# How to remove eco earth from vivariums



## Joe1507 (Aug 11, 2008)

Ok guys this is going to be a bit of a pointless post as ill sound like a deuche :lolsign:

Ok well basicly for my toads Theyre on eco earth but I was jsut wondering how do you guys remove the eco earth from the viv as it usually takes me ages and then i have to like wipe down the tank etc.
I was just wondering is there liek a easy method of doing it. :?
:lol2:


----------



## alnessman (Mar 8, 2008)

i use a hoover


----------



## KJ Exotics (Jun 16, 2007)

Depends how big the tank is, turn it upside down, wash it out with water to get the bits that get stuck lol. 
Or if big enough, get a dustpan and use that.


----------



## Reaper941 (Mar 21, 2008)

Get off your arse and don't be lazy. :Na_Na_Na_Na:


----------



## Spider Call (Mar 23, 2007)

With a hoover also XD 
Just make sure that if it is a hoover with no bag that you wash it well after....


----------



## langyfromswansea (Jun 1, 2008)

get a lil car hover there quite cheap i had mine in a car booty for 2 quid (bargin) andf then i used a plastic sanwhcih bag do do the edges


----------



## Dextersdad (Mar 28, 2008)

I just, erm, take it out!
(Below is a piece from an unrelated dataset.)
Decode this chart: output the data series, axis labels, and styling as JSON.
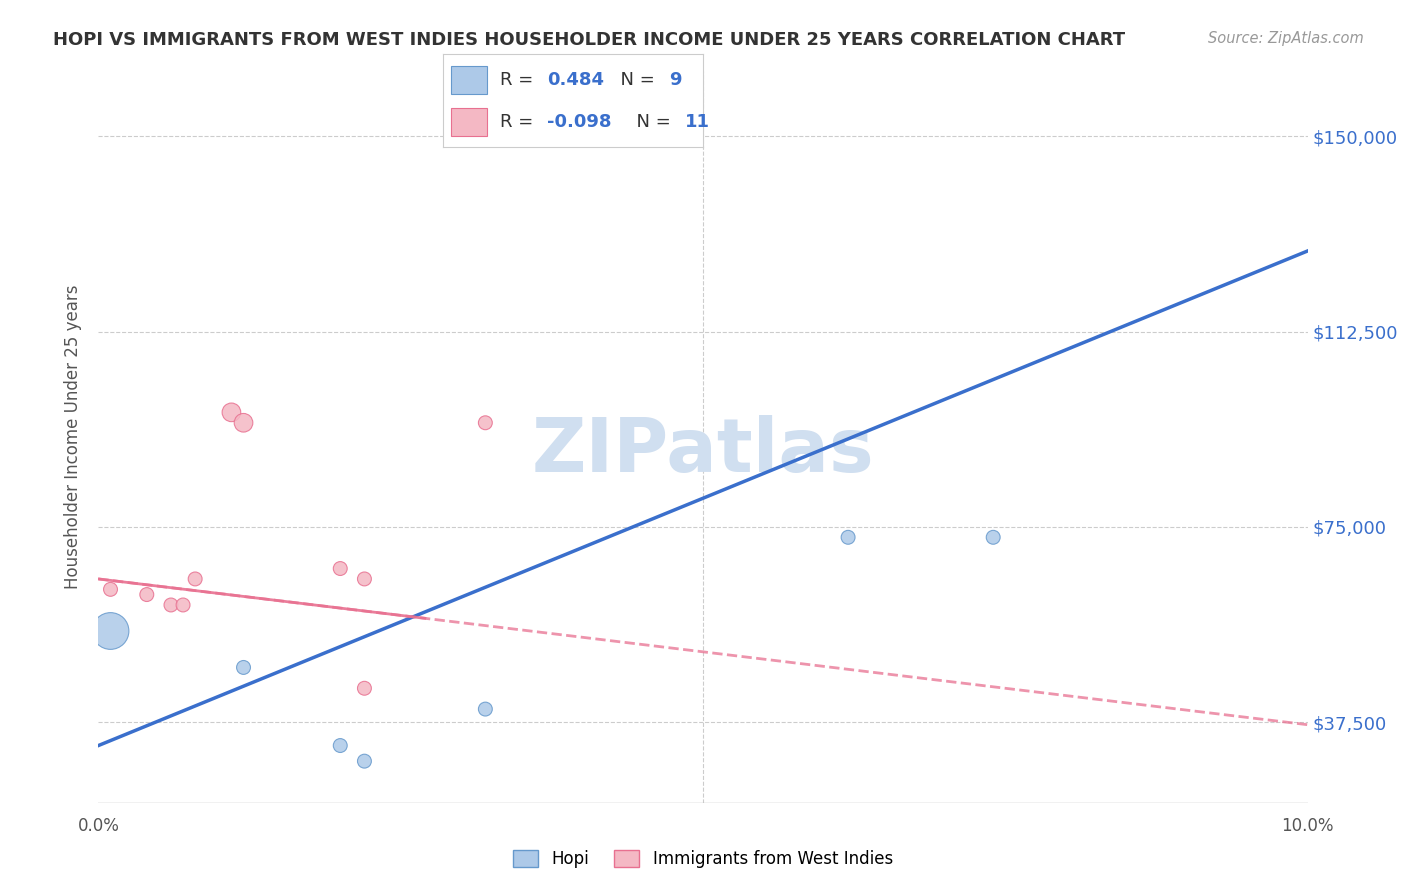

It's no hassle.


----------



## Joe1507 (Aug 11, 2008)

Haha yeah i think ill just take it out


----------



## Doodles (Aug 4, 2007)

Use a vacuum. If you buy one of these it stops damage to the vacuum.

Ash Can Filter for Vacuum Cleaners - Cast Iron Wood Burning Stoves - Machine Mart


----------



## Athravan (Dec 28, 2006)

If I am using a soil based substrate I would put a waterproof liner such as a plastic pond liner down as a base and sides. If doing something like this you can often just lift the liner out with a little spillage, but nothing major, and dump it elsewhere. Might be something for the future, I use it for wooden vivs to stop warping mostly but it does make it easier to clean out too.


----------



## eeji (Feb 22, 2006)

my frogs are on eco-earth too. When its time to change, I scoop out what I can by hand, then 'jetwash' the viv out with the shower 

(but ssshhhhhh!!!! don't tell the wife!!!)


----------



## start-up (Feb 28, 2008)

dont use it myself but my friend uses an open up garden refuse bag (big bin liner) on the base and then filles this with the earth, just picks up and empties out intothe wheelie bin outside (used to use the compost heap but his mum of all people told him to stop it, not sure why... 

M


----------